Some of the side effects of chlorine that people worry about might be true. Although extensive research indicates that the chlorine dosed water provided in our towns and cities is safe, chlorine reacts with all sorts of substances dissolved in water and some of these reactions can produce by-products which may be harmful in the long-term. Does this mean we should be clamouring for change, that we could be potentially drinking harmful substances while the government does nothing?
There are things scientists and engineers are almost certain are harmful to the human population: obesity, climate change, sedentary lifestyles, over consumption and overpopulation. These are the elephants in the room which few people worry about on a day-to-day basis, but for which there is a large body of conclusive evidence pointing at disaster.

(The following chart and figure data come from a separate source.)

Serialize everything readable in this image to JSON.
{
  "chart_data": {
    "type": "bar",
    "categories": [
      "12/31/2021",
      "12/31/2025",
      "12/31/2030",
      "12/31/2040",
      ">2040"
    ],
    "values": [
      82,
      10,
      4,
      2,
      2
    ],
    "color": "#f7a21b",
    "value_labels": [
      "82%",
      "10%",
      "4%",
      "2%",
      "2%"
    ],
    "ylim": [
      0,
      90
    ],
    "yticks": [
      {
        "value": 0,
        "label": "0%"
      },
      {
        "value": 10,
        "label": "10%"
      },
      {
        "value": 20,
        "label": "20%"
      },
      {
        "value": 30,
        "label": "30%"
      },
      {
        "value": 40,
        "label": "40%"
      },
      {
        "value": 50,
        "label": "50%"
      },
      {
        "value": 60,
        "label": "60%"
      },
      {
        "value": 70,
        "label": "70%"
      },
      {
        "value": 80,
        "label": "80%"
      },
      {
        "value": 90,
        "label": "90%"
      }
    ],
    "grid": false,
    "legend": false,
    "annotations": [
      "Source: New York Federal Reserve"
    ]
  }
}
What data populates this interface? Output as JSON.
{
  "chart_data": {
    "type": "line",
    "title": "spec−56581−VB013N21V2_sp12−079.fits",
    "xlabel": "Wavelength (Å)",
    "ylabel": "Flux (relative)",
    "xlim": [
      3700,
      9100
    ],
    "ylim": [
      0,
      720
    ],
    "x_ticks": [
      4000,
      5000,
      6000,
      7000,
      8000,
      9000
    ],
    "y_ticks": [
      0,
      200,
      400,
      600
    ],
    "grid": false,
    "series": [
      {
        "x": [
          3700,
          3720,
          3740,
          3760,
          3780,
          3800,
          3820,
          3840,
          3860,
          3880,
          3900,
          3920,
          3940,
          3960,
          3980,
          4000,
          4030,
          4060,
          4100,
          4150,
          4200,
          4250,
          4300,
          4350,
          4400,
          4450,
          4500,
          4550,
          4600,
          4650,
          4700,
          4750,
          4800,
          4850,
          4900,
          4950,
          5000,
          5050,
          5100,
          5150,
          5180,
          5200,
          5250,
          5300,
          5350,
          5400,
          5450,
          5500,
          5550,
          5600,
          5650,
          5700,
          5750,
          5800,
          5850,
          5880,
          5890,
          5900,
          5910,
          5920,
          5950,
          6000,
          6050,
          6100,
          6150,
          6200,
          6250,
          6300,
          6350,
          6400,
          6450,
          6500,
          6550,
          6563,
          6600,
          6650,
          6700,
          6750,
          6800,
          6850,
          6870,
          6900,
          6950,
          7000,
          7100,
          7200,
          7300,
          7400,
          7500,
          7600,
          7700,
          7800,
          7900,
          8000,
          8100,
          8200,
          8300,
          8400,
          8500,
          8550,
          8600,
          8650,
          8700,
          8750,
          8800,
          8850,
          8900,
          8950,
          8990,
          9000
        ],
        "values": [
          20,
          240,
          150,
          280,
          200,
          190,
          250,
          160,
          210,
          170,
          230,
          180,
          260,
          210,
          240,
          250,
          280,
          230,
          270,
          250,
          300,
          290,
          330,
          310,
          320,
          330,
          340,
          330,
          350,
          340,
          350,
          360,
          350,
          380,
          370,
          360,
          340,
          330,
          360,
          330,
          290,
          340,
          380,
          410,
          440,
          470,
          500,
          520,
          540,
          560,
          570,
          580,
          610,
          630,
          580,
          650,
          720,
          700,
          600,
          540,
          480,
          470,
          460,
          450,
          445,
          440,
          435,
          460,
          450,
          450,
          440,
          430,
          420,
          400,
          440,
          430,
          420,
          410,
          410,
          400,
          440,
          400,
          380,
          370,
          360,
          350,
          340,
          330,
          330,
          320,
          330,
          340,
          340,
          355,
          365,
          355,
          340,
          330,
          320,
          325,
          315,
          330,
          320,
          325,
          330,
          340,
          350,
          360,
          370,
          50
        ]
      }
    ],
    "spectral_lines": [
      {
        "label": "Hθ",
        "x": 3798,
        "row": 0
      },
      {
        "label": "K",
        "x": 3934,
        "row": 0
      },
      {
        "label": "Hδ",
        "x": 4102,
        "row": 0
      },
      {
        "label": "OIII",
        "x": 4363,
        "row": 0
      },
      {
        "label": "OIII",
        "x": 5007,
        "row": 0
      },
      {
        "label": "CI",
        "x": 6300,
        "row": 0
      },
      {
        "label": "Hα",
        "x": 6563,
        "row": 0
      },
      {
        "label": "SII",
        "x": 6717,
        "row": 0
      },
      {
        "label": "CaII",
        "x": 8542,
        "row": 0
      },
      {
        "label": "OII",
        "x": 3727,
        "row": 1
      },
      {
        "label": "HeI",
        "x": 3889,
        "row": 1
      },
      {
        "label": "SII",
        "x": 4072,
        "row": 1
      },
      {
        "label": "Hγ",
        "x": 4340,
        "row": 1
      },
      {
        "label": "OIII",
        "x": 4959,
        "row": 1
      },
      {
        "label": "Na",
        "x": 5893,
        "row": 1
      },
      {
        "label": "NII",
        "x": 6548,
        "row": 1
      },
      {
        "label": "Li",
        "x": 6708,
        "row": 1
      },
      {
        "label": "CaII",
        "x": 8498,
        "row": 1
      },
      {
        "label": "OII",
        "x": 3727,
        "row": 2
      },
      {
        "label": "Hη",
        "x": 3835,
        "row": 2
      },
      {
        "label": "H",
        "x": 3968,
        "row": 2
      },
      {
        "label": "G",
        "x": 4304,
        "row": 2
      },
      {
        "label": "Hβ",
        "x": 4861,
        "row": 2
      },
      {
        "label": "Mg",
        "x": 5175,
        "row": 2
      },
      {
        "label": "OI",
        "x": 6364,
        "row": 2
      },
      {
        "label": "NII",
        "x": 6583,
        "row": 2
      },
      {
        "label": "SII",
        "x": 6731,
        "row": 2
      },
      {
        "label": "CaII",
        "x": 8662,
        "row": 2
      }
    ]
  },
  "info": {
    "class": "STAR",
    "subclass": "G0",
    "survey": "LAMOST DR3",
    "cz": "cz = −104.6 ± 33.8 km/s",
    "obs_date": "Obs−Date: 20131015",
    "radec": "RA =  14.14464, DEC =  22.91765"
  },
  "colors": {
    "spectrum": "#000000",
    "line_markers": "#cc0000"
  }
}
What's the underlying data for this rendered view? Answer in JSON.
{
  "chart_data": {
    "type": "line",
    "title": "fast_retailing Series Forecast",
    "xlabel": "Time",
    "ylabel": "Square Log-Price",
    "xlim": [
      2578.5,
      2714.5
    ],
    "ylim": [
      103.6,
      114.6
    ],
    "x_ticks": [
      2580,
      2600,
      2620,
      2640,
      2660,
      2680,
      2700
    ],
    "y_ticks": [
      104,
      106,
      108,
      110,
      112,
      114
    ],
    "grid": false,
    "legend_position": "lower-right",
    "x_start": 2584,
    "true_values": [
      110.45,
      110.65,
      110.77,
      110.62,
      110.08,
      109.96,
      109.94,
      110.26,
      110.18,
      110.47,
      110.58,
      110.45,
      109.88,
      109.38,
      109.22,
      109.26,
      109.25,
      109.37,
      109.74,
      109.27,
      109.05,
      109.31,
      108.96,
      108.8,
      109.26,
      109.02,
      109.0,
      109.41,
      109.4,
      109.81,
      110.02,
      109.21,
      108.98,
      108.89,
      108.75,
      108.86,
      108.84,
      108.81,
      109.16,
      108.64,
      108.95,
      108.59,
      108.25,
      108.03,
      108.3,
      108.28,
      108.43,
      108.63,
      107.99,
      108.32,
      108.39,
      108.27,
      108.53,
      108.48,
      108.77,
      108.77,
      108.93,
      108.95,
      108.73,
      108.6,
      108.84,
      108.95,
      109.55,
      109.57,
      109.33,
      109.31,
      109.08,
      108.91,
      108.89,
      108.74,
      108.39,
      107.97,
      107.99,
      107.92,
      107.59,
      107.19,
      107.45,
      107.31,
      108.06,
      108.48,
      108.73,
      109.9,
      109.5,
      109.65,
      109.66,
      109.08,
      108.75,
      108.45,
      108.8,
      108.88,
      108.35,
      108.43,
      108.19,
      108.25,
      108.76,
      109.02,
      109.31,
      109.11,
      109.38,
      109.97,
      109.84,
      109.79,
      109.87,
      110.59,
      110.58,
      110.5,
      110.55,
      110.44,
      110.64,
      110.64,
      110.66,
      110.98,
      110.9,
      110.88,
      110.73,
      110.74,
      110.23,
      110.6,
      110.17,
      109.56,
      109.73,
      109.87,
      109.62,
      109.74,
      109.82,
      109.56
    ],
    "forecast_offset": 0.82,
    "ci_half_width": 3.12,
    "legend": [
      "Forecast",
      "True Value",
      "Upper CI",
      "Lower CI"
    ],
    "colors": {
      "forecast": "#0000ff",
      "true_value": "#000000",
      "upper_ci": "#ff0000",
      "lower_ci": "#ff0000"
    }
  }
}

It’s important that research in other fields, such as the potential impact of chlorine by-products, continues. There are critical things the scientific community already understands to be affecting human health, however, which can and should be addressed now. The by-products of chlorine have the potential to be impacting human health but chlorine also means that Australians can enjoy a life expectancy of 80 years rather than the 160 infants dying per 1000 born in England in the mid 1800s, and in Nigeria today.
Personally, I love the taste of chlorine. The taste of chlorine reminds me that I can live in a populated environment; plan my week without worrying about the worst effects of typhoid or some other hideous and dangerous waterborne illness.